Launched in Kothara village in Kutch district as a pilot project, AAG is now spread over 120 square metre area and has so far produced tomato, chilli and capsicum. In fact, capsicum was produced for the first time in Kutch.

"We have begun with vegetables, but aim to grow medicinal plants in the near future and, at a later stage, will also consider growing flowers," Sharan said. Vegetables grown using AAG were supplied to nearby villages and even the Indian Air Force station at Naliya. Medicinal herbs will be grown only after tying up with a purchaser.

Cost per square metre to set up an AAG with ETHE technology works out to about Rs 1,000. "High-value crops would recover crops in about four or five years," he said.

CILET has already set up an AAG for a farmer in Kutch and Sharan said several corporates have been approaching the institute. "We will commercially market this product. Once it is patented, the technology cannot be replicated," he said.
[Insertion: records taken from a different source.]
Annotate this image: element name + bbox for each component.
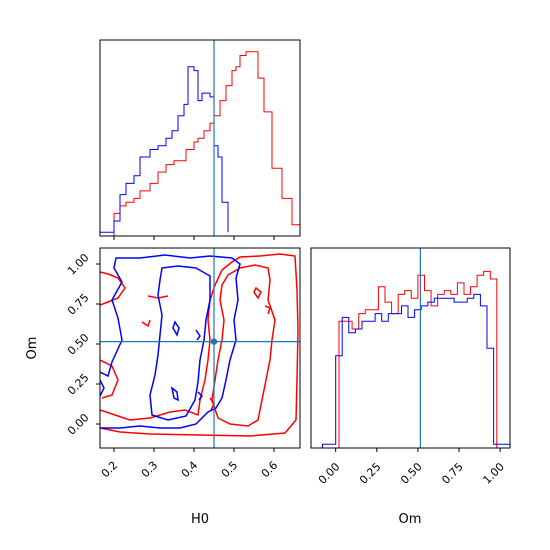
- om-xtick-label: 0.75: [439, 460, 466, 487]
- contour-ytick-label: 0.50: [65, 331, 92, 358]
- om-histogram-panel: 0.00 0.25 0.50 0.75 1.00 Om: [310, 247, 511, 527]
- contour-xtick-label: 0.4: [179, 459, 201, 481]
- red-contour-inner: [211, 264, 276, 427]
- h0-histogram-ticks: [113, 236, 275, 240]
- h0-histogram-blue-series: [100, 66, 229, 236]
- h0-histogram-frame: [99, 39, 301, 237]
- h0-histogram-red-series: [100, 51, 300, 236]
- blue-contour-inner: [149, 265, 211, 421]
- h0-om-contour-panel: 0.2 0.3 0.4 0.5 0.6 0.00 0.25 0.50 0.75 1.00 H0 O…: [25, 247, 301, 527]
- contour-ticks: 0.2 0.3 0.4 0.5 0.6 0.00 0.25 0.50 0.75 1.00: [65, 251, 280, 480]
- red-contour-outer: [100, 253, 299, 437]
- blue-contour-island-2: [195, 329, 201, 341]
- red-contour-left-lower: [100, 359, 119, 399]
- red-contour-left-lobe: [100, 271, 126, 306]
- contour-ytick-label: 0.75: [65, 291, 92, 318]
- contour-ytick-label: 0.00: [65, 411, 92, 438]
- red-contour-right-island: [253, 286, 262, 300]
- blue-contour-left-edge: [100, 379, 105, 397]
- red-contour-mid-mark: [141, 319, 151, 328]
- red-contour-right-mark: [264, 305, 271, 315]
- contour-xtick-label: 0.2: [99, 459, 121, 481]
- contour-xtick-label: 0.3: [139, 459, 161, 481]
- h0-histogram-panel: [99, 39, 301, 240]
- contour-ytick-label: 1.00: [65, 251, 92, 278]
- blue-contour-island-4: [197, 391, 203, 401]
- blue-contour-island-3: [170, 386, 179, 402]
- om-xlabel: Om: [399, 512, 422, 527]
- om-xtick-label: 0.50: [398, 460, 425, 487]
- contour-xtick-label: 0.6: [259, 459, 281, 481]
- om-histogram-ticks: 0.00 0.25 0.50 0.75 1.00: [316, 448, 507, 487]
- om-xtick-label: 0.00: [316, 460, 343, 487]
- om-histogram-blue-series: [311, 293, 510, 448]
- om-histogram-frame: [310, 247, 511, 449]
- contour-ylabel: Om: [25, 337, 40, 360]
- contour-xlabel: H0: [191, 512, 209, 527]
- blue-contour-island-1: [172, 320, 180, 337]
- contour-frame: [99, 247, 301, 449]
- om-histogram-red-series: [311, 270, 510, 448]
- blue-contour-outer: [100, 254, 241, 429]
- om-xtick-label: 1.00: [480, 460, 507, 487]
- om-xtick-label: 0.25: [357, 460, 384, 487]
- contour-ytick-label: 0.25: [65, 371, 92, 398]
- contour-truth-point: [210, 338, 218, 345]
- contour-xtick-label: 0.5: [219, 459, 241, 481]
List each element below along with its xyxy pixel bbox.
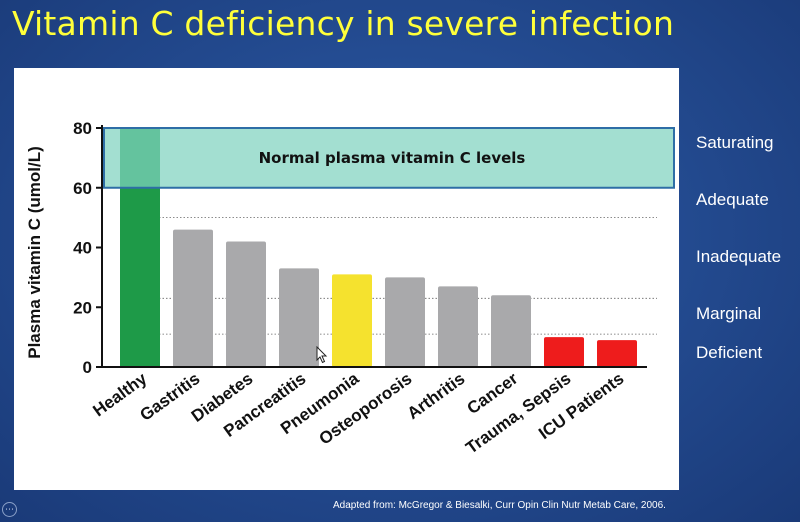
normal-range-label: Normal plasma vitamin C levels (259, 149, 526, 167)
slide-menu-button[interactable]: ⋯ (2, 502, 17, 517)
chart-panel: Normal plasma vitamin C levels 0 20 40 60 80… (14, 68, 679, 490)
normal-range-band (103, 127, 675, 189)
x-tick-label: Arthritis (404, 369, 469, 423)
bar (332, 274, 372, 367)
level-label-adequate: Adequate (696, 190, 769, 209)
level-label-deficient: Deficient (696, 343, 763, 362)
y-tick-label: 0 (83, 358, 92, 377)
y-tick-label: 40 (73, 239, 92, 258)
y-tick-labels: 0 20 40 60 80 (73, 119, 102, 377)
bar (173, 229, 213, 367)
bar-chart: Normal plasma vitamin C levels 0 20 40 60 80… (25, 119, 675, 458)
axes (101, 125, 647, 368)
bar (597, 340, 637, 367)
y-tick-label: 80 (73, 119, 92, 138)
y-axis-label: Plasma vitamin C (umol/L) (25, 146, 44, 359)
x-tick-label: Osteoporosis (316, 369, 416, 449)
bar (544, 337, 584, 367)
y-tick-label: 60 (73, 179, 92, 198)
level-label-marginal: Marginal (696, 304, 762, 323)
bar (491, 295, 531, 367)
level-label-inadequate: Inadequate (696, 247, 782, 266)
source-citation: Adapted from: McGregor & Biesalki, Curr … (333, 500, 666, 511)
bar (226, 241, 266, 367)
slide-title: Vitamin C deficiency in severe infection (12, 4, 675, 43)
bar (385, 277, 425, 367)
bar (438, 286, 478, 367)
bar (279, 268, 319, 367)
mouse-cursor-icon (316, 346, 328, 364)
level-label-saturating: Saturating (696, 133, 774, 152)
y-tick-label: 20 (73, 298, 92, 317)
x-tick-labels: HealthyGastritisDiabetesPancreatitisPneu… (89, 369, 627, 458)
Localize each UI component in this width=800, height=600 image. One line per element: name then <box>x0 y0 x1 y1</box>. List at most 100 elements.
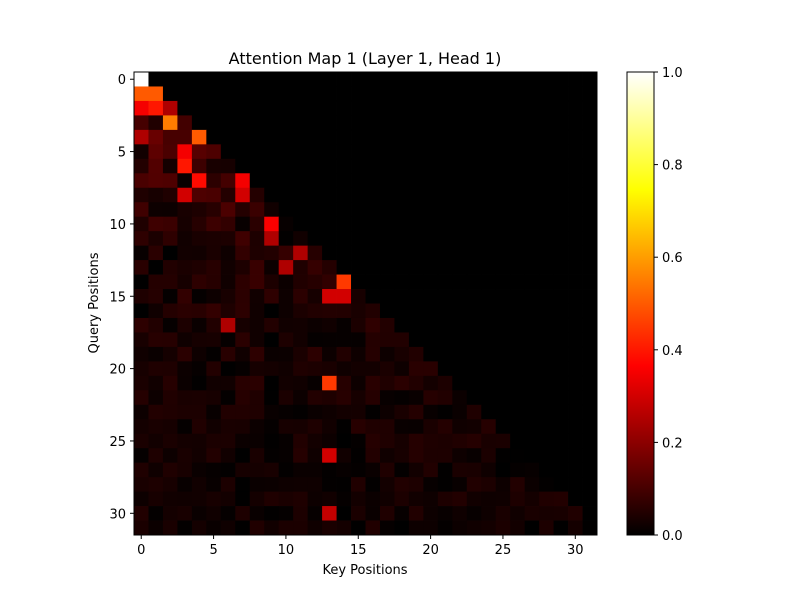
heatmap-cell <box>336 100 352 116</box>
heatmap-cell <box>191 202 207 218</box>
heatmap-cell <box>510 332 526 348</box>
heatmap-cell <box>495 491 511 507</box>
heatmap-cell <box>307 404 323 420</box>
heatmap-cell <box>423 100 439 116</box>
heatmap-cell <box>307 231 323 247</box>
heatmap-cell <box>539 86 554 102</box>
heatmap-cell <box>191 433 207 449</box>
heatmap-cell <box>582 303 598 319</box>
heatmap-cell <box>466 289 482 304</box>
heatmap-cell <box>134 462 149 478</box>
heatmap-cell <box>539 144 554 160</box>
heatmap-cell <box>278 100 294 116</box>
heatmap-cell <box>495 462 511 478</box>
heatmap-cell <box>307 129 323 145</box>
heatmap-cell <box>582 173 598 189</box>
heatmap-cell <box>495 86 511 102</box>
heatmap-cell <box>351 520 366 536</box>
heatmap-cell <box>307 477 323 492</box>
heatmap-cell <box>466 260 482 275</box>
colorbar-ticks: 0.0 0.2 0.4 0.6 0.8 1.0 <box>654 66 683 544</box>
heatmap-cell <box>365 289 381 304</box>
colorbar-tick-label: 1.0 <box>662 66 683 81</box>
heatmap-cell <box>510 100 526 116</box>
heatmap-cell <box>365 375 381 391</box>
heatmap-cell <box>206 390 222 406</box>
heatmap-cell <box>177 202 193 218</box>
heatmap-cell <box>336 506 352 521</box>
heatmap-cell <box>539 231 554 247</box>
heatmap-cell <box>162 462 178 478</box>
heatmap-cell <box>177 216 193 232</box>
heatmap-cell <box>322 477 337 492</box>
heatmap-cell <box>293 260 309 275</box>
heatmap-cell <box>162 506 178 521</box>
heatmap-cell <box>423 86 439 102</box>
heatmap-cell <box>466 448 482 464</box>
heatmap-cell <box>148 86 164 102</box>
heatmap-cell <box>293 202 309 218</box>
heatmap-cell <box>336 231 352 247</box>
heatmap-cell <box>495 158 511 174</box>
heatmap-cell <box>466 346 482 362</box>
heatmap-cell <box>379 477 395 492</box>
heatmap-cell <box>481 86 497 102</box>
heatmap-cell <box>379 346 395 362</box>
heatmap-cell <box>466 317 482 333</box>
heatmap-cell <box>510 173 526 189</box>
heatmap-cell <box>379 129 395 145</box>
heatmap-cell <box>365 477 381 492</box>
heatmap-cell <box>322 491 337 507</box>
heatmap-cell <box>553 129 569 145</box>
heatmap-cell <box>322 260 337 275</box>
heatmap-cell <box>220 506 236 521</box>
heatmap-cell <box>510 419 526 435</box>
heatmap-cell <box>134 404 149 420</box>
heatmap-cell <box>293 506 309 521</box>
heatmap-cell <box>191 520 207 536</box>
heatmap-cell <box>365 144 381 160</box>
heatmap-cell <box>293 86 309 102</box>
heatmap-cell <box>220 289 236 304</box>
colorbar-tick-label: 0.2 <box>662 436 683 451</box>
heatmap-cell <box>423 245 439 261</box>
heatmap-cell <box>351 86 366 102</box>
heatmap-cell <box>148 462 164 478</box>
heatmap-cell <box>466 303 482 319</box>
heatmap-cell <box>351 231 366 247</box>
heatmap-cell <box>293 317 309 333</box>
heatmap-cell <box>568 346 583 362</box>
heatmap-cell <box>495 361 511 377</box>
heatmap-cell <box>408 520 424 536</box>
heatmap-cell <box>134 245 149 261</box>
heatmap-cell <box>293 390 309 406</box>
heatmap-cell <box>264 144 280 160</box>
heatmap-cell <box>351 477 366 492</box>
heatmap-cell <box>220 375 236 391</box>
heatmap-cell <box>466 390 482 406</box>
heatmap-cell <box>481 202 497 218</box>
heatmap-cell <box>336 289 352 304</box>
heatmap-cell <box>495 289 511 304</box>
heatmap-cell <box>553 72 569 87</box>
heatmap-cell <box>322 173 337 189</box>
heatmap-cell <box>249 260 265 275</box>
heatmap-cell <box>524 115 540 131</box>
heatmap-cell <box>379 506 395 521</box>
heatmap-cell <box>322 506 337 521</box>
heatmap-cell <box>206 404 222 420</box>
heatmap-cell <box>568 115 583 131</box>
heatmap-cell <box>394 72 410 87</box>
heatmap-cell <box>351 100 366 116</box>
heatmap-cell <box>264 477 280 492</box>
heatmap-cell <box>191 144 207 160</box>
heatmap-cell <box>510 448 526 464</box>
heatmap-cell <box>307 72 323 87</box>
heatmap-cell <box>191 115 207 131</box>
heatmap-cell <box>220 448 236 464</box>
heatmap-cell <box>351 303 366 319</box>
heatmap-cell <box>495 375 511 391</box>
heatmap-cell <box>408 187 424 203</box>
heatmap-cell <box>394 260 410 275</box>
The World Bank's award carries a certificate of recognition, a plaque and $150,000. A total of 2,600 projects from 38 countries competed.

As many as 78 projects were invited to the Bank's headquarters in Washington on May 24 and 25 to make presentations. Of the five categories, Sharan won the award in the Clean and Sustainable Technology category.

"We will use the award sum to further develop the technology and make improvisations," Sharan said.